Research


My interest in evolutionary biology stems from a fascination with the endless forms of the natural world and a desire to understand the origins of this diversity. My primary research interests include how ecological traits and geographical features influence diversification, the genomic architecture of local adaptation and reproductive isolation, introgression as source of adaptive genetic variation, and uncovering cryptic avian species. Birds interest me greatly, especially songbirds, as they are a diverse clade with a variety of mechanisms for species recognition and sexual selection, including song, plumage, and specific display behaviour, and tend to produce identifiable hybrids.

I am currently a PhD student in the Mason Lab at the Louisiana State University Museum of Natural Science.
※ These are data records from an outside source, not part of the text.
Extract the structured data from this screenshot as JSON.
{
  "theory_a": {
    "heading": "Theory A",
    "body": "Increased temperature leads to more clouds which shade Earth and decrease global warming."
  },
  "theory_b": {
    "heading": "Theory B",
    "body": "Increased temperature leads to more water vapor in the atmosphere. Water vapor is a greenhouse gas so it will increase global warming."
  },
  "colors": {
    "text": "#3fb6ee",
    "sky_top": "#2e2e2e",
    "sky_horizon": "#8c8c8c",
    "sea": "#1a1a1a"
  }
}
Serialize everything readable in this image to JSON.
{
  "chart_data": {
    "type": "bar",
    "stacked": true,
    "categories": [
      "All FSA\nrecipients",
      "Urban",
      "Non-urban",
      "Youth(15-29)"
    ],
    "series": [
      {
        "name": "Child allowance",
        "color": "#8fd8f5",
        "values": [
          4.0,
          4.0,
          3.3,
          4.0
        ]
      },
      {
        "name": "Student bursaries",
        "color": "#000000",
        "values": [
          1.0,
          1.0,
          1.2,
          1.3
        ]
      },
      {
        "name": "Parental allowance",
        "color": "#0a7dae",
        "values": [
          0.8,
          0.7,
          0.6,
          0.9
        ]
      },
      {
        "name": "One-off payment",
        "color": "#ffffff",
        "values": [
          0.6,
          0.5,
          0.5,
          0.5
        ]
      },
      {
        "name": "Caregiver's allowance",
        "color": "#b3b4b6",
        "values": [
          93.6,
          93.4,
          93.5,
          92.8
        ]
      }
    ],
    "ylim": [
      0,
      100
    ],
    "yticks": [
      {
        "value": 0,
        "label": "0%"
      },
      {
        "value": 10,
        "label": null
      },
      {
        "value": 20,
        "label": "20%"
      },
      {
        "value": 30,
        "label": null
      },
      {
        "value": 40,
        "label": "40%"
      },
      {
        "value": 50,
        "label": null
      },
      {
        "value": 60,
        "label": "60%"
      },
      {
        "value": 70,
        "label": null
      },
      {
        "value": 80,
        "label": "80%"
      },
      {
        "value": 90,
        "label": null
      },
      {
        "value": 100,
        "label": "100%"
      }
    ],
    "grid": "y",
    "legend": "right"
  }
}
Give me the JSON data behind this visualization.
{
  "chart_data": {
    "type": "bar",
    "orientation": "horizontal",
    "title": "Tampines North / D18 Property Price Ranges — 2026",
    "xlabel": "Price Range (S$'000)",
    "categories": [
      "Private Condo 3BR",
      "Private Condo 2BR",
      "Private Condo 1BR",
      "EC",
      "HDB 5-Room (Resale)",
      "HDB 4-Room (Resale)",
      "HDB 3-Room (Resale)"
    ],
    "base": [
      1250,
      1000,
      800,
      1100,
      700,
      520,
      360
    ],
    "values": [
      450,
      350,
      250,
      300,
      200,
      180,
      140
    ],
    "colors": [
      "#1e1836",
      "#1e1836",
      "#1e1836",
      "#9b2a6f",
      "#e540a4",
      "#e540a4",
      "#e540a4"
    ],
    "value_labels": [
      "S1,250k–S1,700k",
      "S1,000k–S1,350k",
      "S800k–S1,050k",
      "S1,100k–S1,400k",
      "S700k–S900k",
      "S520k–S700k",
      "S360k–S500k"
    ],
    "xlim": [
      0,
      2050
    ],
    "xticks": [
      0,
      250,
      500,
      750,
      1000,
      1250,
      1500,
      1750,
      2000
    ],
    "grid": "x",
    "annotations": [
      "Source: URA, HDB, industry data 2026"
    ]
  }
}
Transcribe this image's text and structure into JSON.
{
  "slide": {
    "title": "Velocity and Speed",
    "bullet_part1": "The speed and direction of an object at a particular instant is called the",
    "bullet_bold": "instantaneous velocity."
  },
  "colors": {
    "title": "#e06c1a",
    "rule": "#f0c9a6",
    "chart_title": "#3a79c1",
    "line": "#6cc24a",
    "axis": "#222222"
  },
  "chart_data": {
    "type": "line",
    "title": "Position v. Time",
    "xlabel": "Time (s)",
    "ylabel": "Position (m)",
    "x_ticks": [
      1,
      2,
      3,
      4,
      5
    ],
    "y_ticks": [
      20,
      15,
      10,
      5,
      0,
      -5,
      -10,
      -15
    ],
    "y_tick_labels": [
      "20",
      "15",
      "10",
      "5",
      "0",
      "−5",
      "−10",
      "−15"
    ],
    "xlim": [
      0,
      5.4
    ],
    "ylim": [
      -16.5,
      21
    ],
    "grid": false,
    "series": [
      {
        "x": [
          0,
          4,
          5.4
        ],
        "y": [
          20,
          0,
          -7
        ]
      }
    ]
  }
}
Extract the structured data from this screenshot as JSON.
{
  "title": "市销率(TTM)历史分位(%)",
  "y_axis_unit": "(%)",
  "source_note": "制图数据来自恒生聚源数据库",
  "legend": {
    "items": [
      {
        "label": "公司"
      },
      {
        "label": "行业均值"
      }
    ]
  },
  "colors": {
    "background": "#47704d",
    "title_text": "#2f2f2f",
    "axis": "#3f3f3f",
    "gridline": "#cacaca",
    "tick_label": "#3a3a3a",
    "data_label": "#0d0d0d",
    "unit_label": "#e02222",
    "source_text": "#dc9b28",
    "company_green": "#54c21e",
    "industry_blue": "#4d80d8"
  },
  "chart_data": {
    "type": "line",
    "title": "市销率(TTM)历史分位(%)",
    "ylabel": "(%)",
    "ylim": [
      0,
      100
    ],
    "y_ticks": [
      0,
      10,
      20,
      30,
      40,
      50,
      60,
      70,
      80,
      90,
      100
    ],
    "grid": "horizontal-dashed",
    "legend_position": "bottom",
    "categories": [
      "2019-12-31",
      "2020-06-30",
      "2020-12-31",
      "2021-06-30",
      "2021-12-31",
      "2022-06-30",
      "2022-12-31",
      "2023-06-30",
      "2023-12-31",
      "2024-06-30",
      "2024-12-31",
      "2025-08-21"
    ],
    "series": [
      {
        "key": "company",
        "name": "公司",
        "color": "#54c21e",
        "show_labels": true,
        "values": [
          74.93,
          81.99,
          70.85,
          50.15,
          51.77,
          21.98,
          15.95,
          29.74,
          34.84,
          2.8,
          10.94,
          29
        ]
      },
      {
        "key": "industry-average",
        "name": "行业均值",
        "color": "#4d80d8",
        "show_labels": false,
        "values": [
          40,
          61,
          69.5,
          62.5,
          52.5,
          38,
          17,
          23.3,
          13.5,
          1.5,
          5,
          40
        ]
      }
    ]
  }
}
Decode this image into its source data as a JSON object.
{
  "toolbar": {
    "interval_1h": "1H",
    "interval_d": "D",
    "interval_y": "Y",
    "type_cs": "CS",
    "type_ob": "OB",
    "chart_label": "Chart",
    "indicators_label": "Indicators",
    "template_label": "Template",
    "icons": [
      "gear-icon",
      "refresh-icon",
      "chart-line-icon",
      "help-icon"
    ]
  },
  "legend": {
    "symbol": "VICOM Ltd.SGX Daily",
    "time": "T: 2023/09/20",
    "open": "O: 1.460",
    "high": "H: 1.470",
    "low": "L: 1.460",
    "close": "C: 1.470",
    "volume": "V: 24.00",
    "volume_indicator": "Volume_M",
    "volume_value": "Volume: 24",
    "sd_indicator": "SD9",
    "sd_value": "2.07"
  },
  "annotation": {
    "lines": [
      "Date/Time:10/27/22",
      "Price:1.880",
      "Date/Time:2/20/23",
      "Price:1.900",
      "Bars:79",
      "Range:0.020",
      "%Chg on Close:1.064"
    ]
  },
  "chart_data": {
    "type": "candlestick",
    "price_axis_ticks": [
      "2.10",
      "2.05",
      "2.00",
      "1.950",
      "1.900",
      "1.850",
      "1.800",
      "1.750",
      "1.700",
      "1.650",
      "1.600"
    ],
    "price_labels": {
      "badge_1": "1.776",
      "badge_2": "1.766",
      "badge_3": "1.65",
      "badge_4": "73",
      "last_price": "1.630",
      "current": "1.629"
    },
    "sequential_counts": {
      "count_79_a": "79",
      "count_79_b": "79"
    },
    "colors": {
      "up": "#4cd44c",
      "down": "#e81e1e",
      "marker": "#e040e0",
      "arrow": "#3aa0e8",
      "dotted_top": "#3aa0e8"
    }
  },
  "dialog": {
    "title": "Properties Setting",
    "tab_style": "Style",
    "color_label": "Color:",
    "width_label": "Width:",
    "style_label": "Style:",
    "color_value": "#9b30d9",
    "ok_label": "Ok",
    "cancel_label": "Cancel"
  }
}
My dissertation research is on the comparative phylogeography and integrative taxonomy of birds associated with Polylepis forests in the central Andes.


Sex Linked Inversion in Zonotrichia Sparrows

My Honours research in the Irwin Lab focused on characterizing patterns of genomic differentiation between the Golden-crowned Sparrow (Zonotrichia atricapilla) and the White-crowned Sparrow (Zonotrichia leucophrys) using Genotyping-by-Sequencing (GBS). We uncovered extremely high relative differentiation, and increased absolute differentiation across a large region of the Z-chromosome, suggesting a region that has resisted introgression between these species. Furthermore, patterns of linkage disequilibrium in this region were consistent with a chromosomal inversion with inversion with inversion haplotypes that segregate between the two species.

A paper resulting from this work was published in the Journal of Evolutionary Biology at the start of 2024.